The CASAA Champion of Justice Award

This award is intended to honor our colleagues at Arcadia University who consistently help to break barriers and to promote justice, equity, diversity, and inclusion as guiding principles in all that we do. As George Dei, professor at the Ontario Institute for Studies in Education, once said, “Inclusion is not bringing people into what already exists; it is making a new space, a better space for everyone.” The recipients of this award are recognized for their work in creating those much-needed spaces in which members of our community can thrive through active reflection, celebrating and embracing our cultural differences, and asking the difficult questions that we must ask ourselves if we truly want to be agents of change in the world. 

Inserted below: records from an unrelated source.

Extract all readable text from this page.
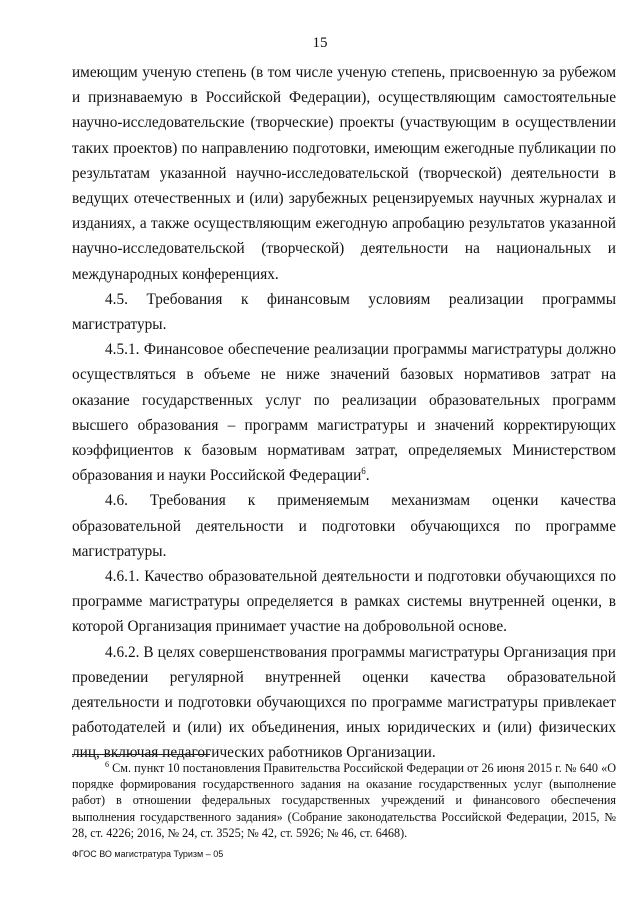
15

имеющим ученую степень (в том числе ученую степень, присвоенную за рубежом и признаваемую в Российской Федерации), осуществляющим самостоятельные научно-исследовательские (творческие) проекты (участвующим в осуществлении таких проектов) по направлению подготовки, имеющим ежегодные публикации по результатам указанной научно-исследовательской (творческой) деятельности в ведущих отечественных и (или) зарубежных рецензируемых научных журналах и изданиях, а также осуществляющим ежегодную апробацию результатов указанной научно-исследовательской (творческой) деятельности на национальных и международных конференциях.

4.5. Требования к финансовым условиям реализации программы магистратуры.

4.5.1. Финансовое обеспечение реализации программы магистратуры должно осуществляться в объеме не ниже значений базовых нормативов затрат на оказание государственных услуг по реализации образовательных программ высшего образования – программ магистратуры и значений корректирующих коэффициентов к базовым нормативам затрат, определяемых Министерством образования и науки Российской Федерации$^6$.

4.6. Требования к применяемым механизмам оценки качества образовательной деятельности и подготовки обучающихся по программе магистратуры.

4.6.1. Качество образовательной деятельности и подготовки обучающихся по программе магистратуры определяется в рамках системы внутренней оценки, в которой Организация принимает участие на добровольной основе.

4.6.2. В целях совершенствования программы магистратуры Организация при проведении регулярной внутренней оценки качества образовательной деятельности и подготовки обучающихся по программе магистратуры привлекает работодателей и (или) их объединения, иных юридических и (или) физических лиц, включая педагогических работников Организации.

$^6$ См. пункт 10 постановления Правительства Российской Федерации от 26 июня 2015 г. № 640 «О порядке формирования государственного задания на оказание государственных услуг (выполнение работ) в отношении федеральных государственных учреждений и финансового обеспечения выполнения государственного задания» (Собрание законодательства Российской Федерации, 2015, № 28, ст. 4226; 2016, № 24, ст. 3525; № 42, ст. 5926; № 46, ст. 6468).

ФГОС ВО магистратура Туризм – 05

The first recipients of the CASAA Champion of Justice Award this year are Dr. Angela McNeil and Jullette Wilkins of the Office of Access, Equity, Diversity, and Inclusion (OAEDI). Champions of increased access and representation, they work together to support important programming and outreach initiatives, like the AEDI Liaison Program and the Black Affinity Living and Learning Community (BALLC), that have left an indelible mark on the University. Their work has helped to diversify student perspectives, expose the community to luminaries in the fight for equity and civil rights, and encourage us to question what each member of our community can do to build the world in which we want to live. Dr. McNeil and Ms. Wilkins have provided regular training to the community, supported our growing number of affinity student organizations, worked with Departments to infuse AEDI principles into their work, and raised awareness about the CABR taking place. This only begins to describe the invaluable work in which they are engaged and the impact they have had on our community each and every day. 

The second recipient of the 2024 CASAA Champion of Justice Award is Dr. Michelle Reale, 22-24 CASAA Scholar-Advocate and professor in the Landman Library. Innovator of the Reckoning with Race Workshops that have been offered to faculty, staff, and AEDI liaisons across the University, Dr. Reale has been a force in the combating anti-Black racism and justice, equity, diversity, and inclusion work on campus, encouraging us to reflect on the self as we consider the realities of racism and discrimination in the modern world. This semester, she has organized a powerful Community of Practice on Dr. Alison Bailey’s The Weight of Whiteness: A Feminist Engagement with Privilege, Race, and Ignorance, meeting with three groups every other week in order to probe Bailey’s ideas about white talk, white amnesia, and other critical issues as it relates to the self. She also serves as an AEDI Liaison and as Chair of the Judicial Board. Her work in this space extends much further, but at the heart of it all is accountability and critical vulnerability as access points to reckoning with race. 

Congratulations to this year’s recipients and to the many others across the University who are making a real difference.